本文介绍了Kafka 喜欢 Kinesis Stream 上的偏移量吗?的处理方法,对大家解决问题具有一定的参考价值,需要的朋友们下面随着小编来一起学习吧!

问题描述

我过去曾与 Kafka 合作过,最近需要将部分数据管道移植到 AWS Kinesis Stream 上.现在我读到 Kinesis 实际上是 Kafka 的一个分支,并且有许多相似之处.

I have worked a bit with Kafka in the past and lately there is a requirement to port part of the data pipeline on AWS Kinesis Stream. Now I have read that Kinesis is effectively a fork of Kafka and share many similarities.

然而,我没有看到我们如何让多个消费者从同一个流中读取,每个消费者都有相应的偏移量.每个数据记录都有一个序列号,但我找不到任何特定于消费者的东西(Kafka 组 ID?).
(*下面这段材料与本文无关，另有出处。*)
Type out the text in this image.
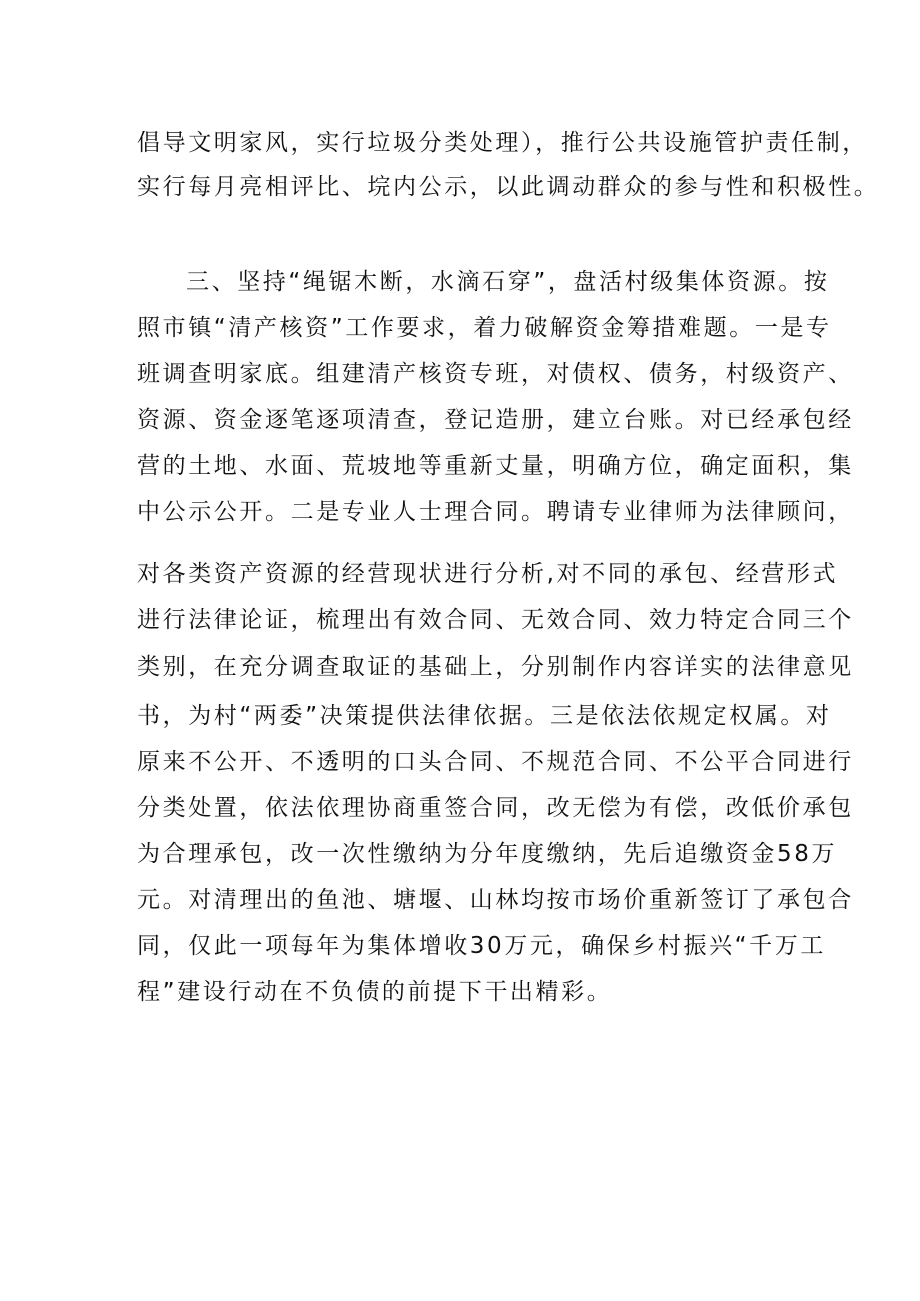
倡导文明家风，实行垃圾分类处理），推行公共设施管护责任制，
实行每月亮相评比、垸内公示，以此调动群众的参与性和积极性。
三、坚持“绳锯木断，水滴石穿”，盘活村级集体资源。按
照市镇“清产核资”工作要求，着力破解资金筹措难题。一是专
班调查明家底。组建清产核资专班，对债权、债务，村级资产、
资源、资金逐笔逐项清查，登记造册，建立台账。对已经承包经
营的土地、水面、荒坡地等重新丈量，明确方位，确定面积，集
中公示公开。二是专业人士理合同。聘请专业律师为法律顾问，
对各类资产资源的经营现状进行分析,对不同的承包、经营形式
进行法律论证，梳理出有效合同、无效合同、效力特定合同三个
类别，在充分调查取证的基础上，分别制作内容详实的法律意见
书，为村“两委”决策提供法律依据。三是依法依规定权属。对
原来不公开、不透明的口头合同、不规范合同、不公平合同进行
分类处置，依法依理协商重签合同，改无偿为有偿，改低价承包
为合理承包，改一次性缴纳为分年度缴纳，先后追缴资金58万
元。对清理出的鱼池、塘堰、山林均按市场价重新签订了承包合
同，仅此一项每年为集体增收30万元，确保乡村振兴“千万工
程”建设行动在不负债的前提下干出精彩。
However I have failed to see how can we have multiple consumers reading from the same stream, each with their corresponding offset. There is a sequence number given to each data record, but I couldn't find anything specific to consumer(Kafka group Id?).

是否真的有可能在同一 AWS Kinesis Stream 上拥有具有不同摄取率的不同使用者?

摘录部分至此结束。